La figura dell’operatore, in forza di una specifica formazione, basandosi sulla capacità di relazionarsi correttamente, attua un intervento diretto con l’utente, al fine di recuperare quelle risorse necessarie all’acquisto di una propria autonomia in supporto della vita quotidiana.
“Questo è quello che ci viene detto durante i corsi di formazione, ma in realtà mancano i mezzi per aiutare queste persone al fine di indirizzarle verso una totale integrazione con gli abitanti della città; non a caso sono pochissime le donne che escono dal centro per cercare un lavoro, preferiscono passare intere giornate dentro le stanze o in giro per la struttura, fuori in giardino insieme alle compagne. Una vera e propria microsocietà che si rafforza facendo vita di gruppo, un gruppo coeso all’interno delle mura del centro”.
Infatti, una delle cose che mi ha maggiormente colpito di queste donne, non è stata la diffidenza in quanto tale nel non voler parlare o raccontarsi, bensì una sorta di non curanza verso chi non conoscono, un mutismo che probabilmente nasconde altri sentimenti: dopo i viaggi della speranza, le traversate, le ore nei centri di prima accoglienza, le ore trascorse in questura per il riconoscimento, gli svariati tentativi di ricongiungimenti familiari durati anni e ancora attesi.

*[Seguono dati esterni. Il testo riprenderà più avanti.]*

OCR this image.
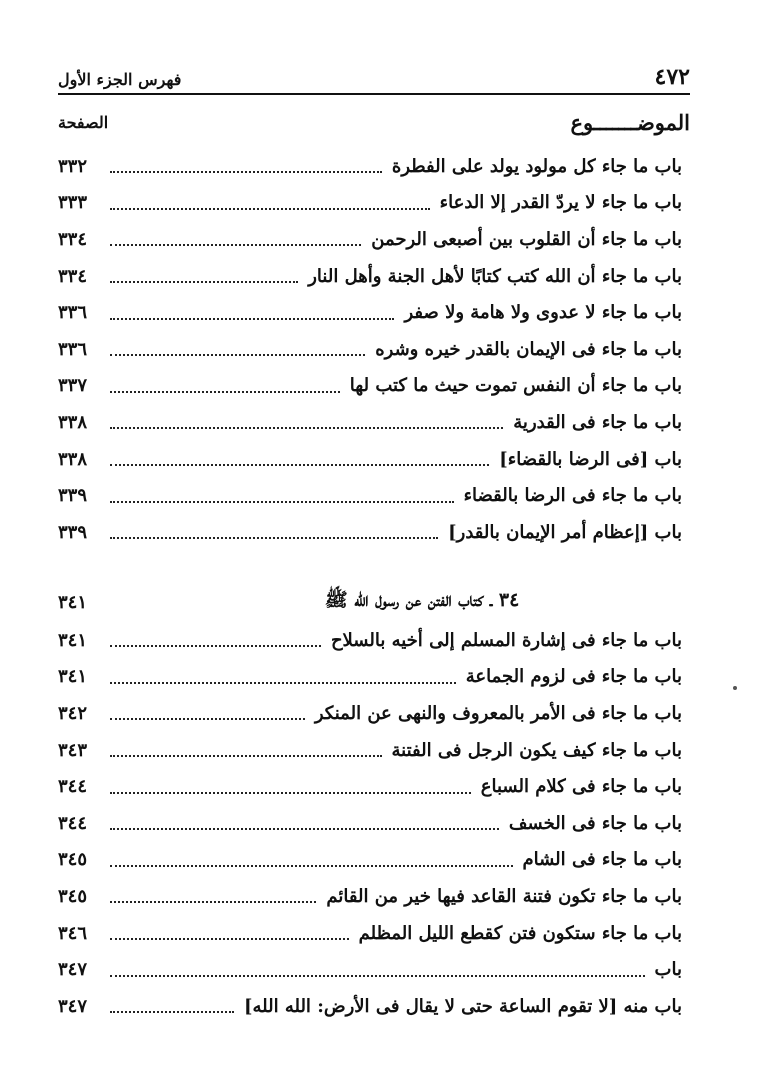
٤٧٢
فهرس الجزء الأول
الموضـــــــوع
الصفحة
باب ما جاء كل مولود يولد على الفطرة
٣٣٢
باب ما جاء لا يردّ القدر إلا الدعاء
٣٣٣
باب ما جاء أن القلوب بين أصبعى الرحمن
٣٣٤
باب ما جاء أن الله كتب كتابًا لأهل الجنة وأهل النار
٣٣٤
باب ما جاء لا عدوى ولا هامة ولا صفر
٣٣٦
باب ما جاء فى الإيمان بالقدر خيره وشره
٣٣٦
باب ما جاء أن النفس تموت حيث ما كتب لها
٣٣٧
باب ما جاء فى القدرية
٣٣٨
باب [فى الرضا بالقضاء]
٣٣٨
باب ما جاء فى الرضا بالقضاء
٣٣٩
باب [إعظام أمر الإيمان بالقدر]
٣٣٩
٣٤ ـ كتاب الفتن عن رسول الله ﷺ
٣٤١
باب ما جاء فى إشارة المسلم إلى أخيه بالسلاح
٣٤١
باب ما جاء فى لزوم الجماعة
٣٤١
باب ما جاء فى الأمر بالمعروف والنهى عن المنكر
٣٤٢
باب ما جاء كيف يكون الرجل فى الفتنة
٣٤٣
باب ما جاء فى كلام السباع
٣٤٤
باب ما جاء فى الخسف
٣٤٤
باب ما جاء فى الشام
٣٤٥
باب ما جاء تكون فتنة القاعد فيها خير من القائم
٣٤٥
باب ما جاء ستكون فتن كقطع الليل المظلم
٣٤٦
باب
٣٤٧
باب منه [لا تقوم الساعة حتى لا يقال فى الأرض: الله الله]
٣٤٧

Negli occhi di queste donne si legge speranza, ogni donna e bambino incontrato all’interno del centro porta con se la valigia con cui è partito, valigie piene di sangue, di guerre, di martirio. Probabilmente il contenuto di queste valigie lo porteranno con se per sempre, ma facendo spazio ogni giorno di più a qualcosa di più grande: la speranza, la speranza di una vita migliore.